Gracechurch Street: New 32-storey building to tower over Leadenhall Market and showcase City’s Roman past

·3-min read
CGI of the Gracechurch Street frontage (Supplied)
CGI of the Gracechurch Street frontage (Supplied)

A new 32-storey office tower is being developed over the historic Leadenhall Market on the site of London’s original Roman forum in the heart of the Square Mile.

The 27,000 square-metre development will sit behind the market on Gracechurch Street - the site of a Roman open-air square that was the heart of the city before it was torn down in AD300 as a punishment for Londoners backing a rival leader.

The project has been approved by the City of London Corporation in a bid to boost the Square Mile’s “tourist appeal”.

It will include a fifth-floor “heritage garden” to house artefacts from the Museum of London’s archives, and a free virtual reality experience showcasing the site where citizens would gather to do business and watch gladiators fight.

Significant Roman remains may be showcased in the basement of the building, after concerns were raised by Historic England.

The development will also include a ground-floor public hall including food, retail and event spaces.

The plans will “retain and restore” the 1930s facade of the existing nine-storey building, the City’s chairman Shravan Joshi said.

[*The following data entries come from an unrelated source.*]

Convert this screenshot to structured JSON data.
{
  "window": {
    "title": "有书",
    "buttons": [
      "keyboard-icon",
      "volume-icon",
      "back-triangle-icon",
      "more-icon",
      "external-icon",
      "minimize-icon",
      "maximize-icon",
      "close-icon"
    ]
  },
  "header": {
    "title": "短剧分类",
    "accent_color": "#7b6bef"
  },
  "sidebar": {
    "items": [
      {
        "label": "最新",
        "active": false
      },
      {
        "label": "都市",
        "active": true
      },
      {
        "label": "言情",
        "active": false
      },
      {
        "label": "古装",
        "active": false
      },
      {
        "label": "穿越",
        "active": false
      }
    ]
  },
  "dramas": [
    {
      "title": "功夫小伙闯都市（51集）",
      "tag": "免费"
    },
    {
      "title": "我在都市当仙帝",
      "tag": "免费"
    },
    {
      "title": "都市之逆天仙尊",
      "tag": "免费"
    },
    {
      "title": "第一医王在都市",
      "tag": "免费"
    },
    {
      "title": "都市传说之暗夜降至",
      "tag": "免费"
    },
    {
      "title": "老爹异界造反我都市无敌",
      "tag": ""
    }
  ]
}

The new structure, around three times as high, will be built behind the market.

“Developments such as this are a vote of confidence in the City as a global business hub and will help us meet the continued demand for high-quality office space in the Square Mile,” Mr Joshii said.

“This scheme sets a high bar for others to follow. It will create a major new public hall, a pedestrian route and a cultural space showcasing the rich history of this part of London, supporting our Destination City vision of the Square Mile as a seven-day-a-week visitor destination.”

Concerns have been raised about the tower’s impact on Leadenhall Market and Roman ruins.

An adviser at the Victorian Society Conservation, Guy Newton, said that the “scale and bulk” of the tower would “comically dominate” Leadenhall Market, and “plunge the light filled market space into shadow”.

“What is the purpose of the City’s conservation areas if what is special and important about them is not actively protected? Allowing such towers in conservation areas, will, over time, irreversibly harm the City’s historic character that still makes it stand out from its financial rivals worldwide”

The society objected to the development of the tower over “one of the city’s architectural jewels”.

Leadenhall Market (Oli Scarff/Getty Images)
Leadenhall Market (Oli Scarff/Getty Images)

Leadenhall Market now houses boutique shops, cafes, restaurants and bars, but the site dates back to 1321 and used to be a meat, poultry and game market.

Historic England initially objected, saying the plans “would harm highly significant archaeology at the heart of the Roman City”.

They withdrew their objection after the developers changed their plans and said they would “preserve and/or display the first forum-basilica remains” if any are found.

Historic England also asked councillors to allow “for public access to view in-site remains” in what will be the building’s basement.

London is already home to the Mithraeum - the remains of a Roman temple found under the HQ of news organisation Bloomberg - which is open to the public.

The remains of the forum were only rediscovered during the construction of Leadenhall Market in the 1880s. More recent digs, in 1990 and 2001, revealed remains dating back to around AD60.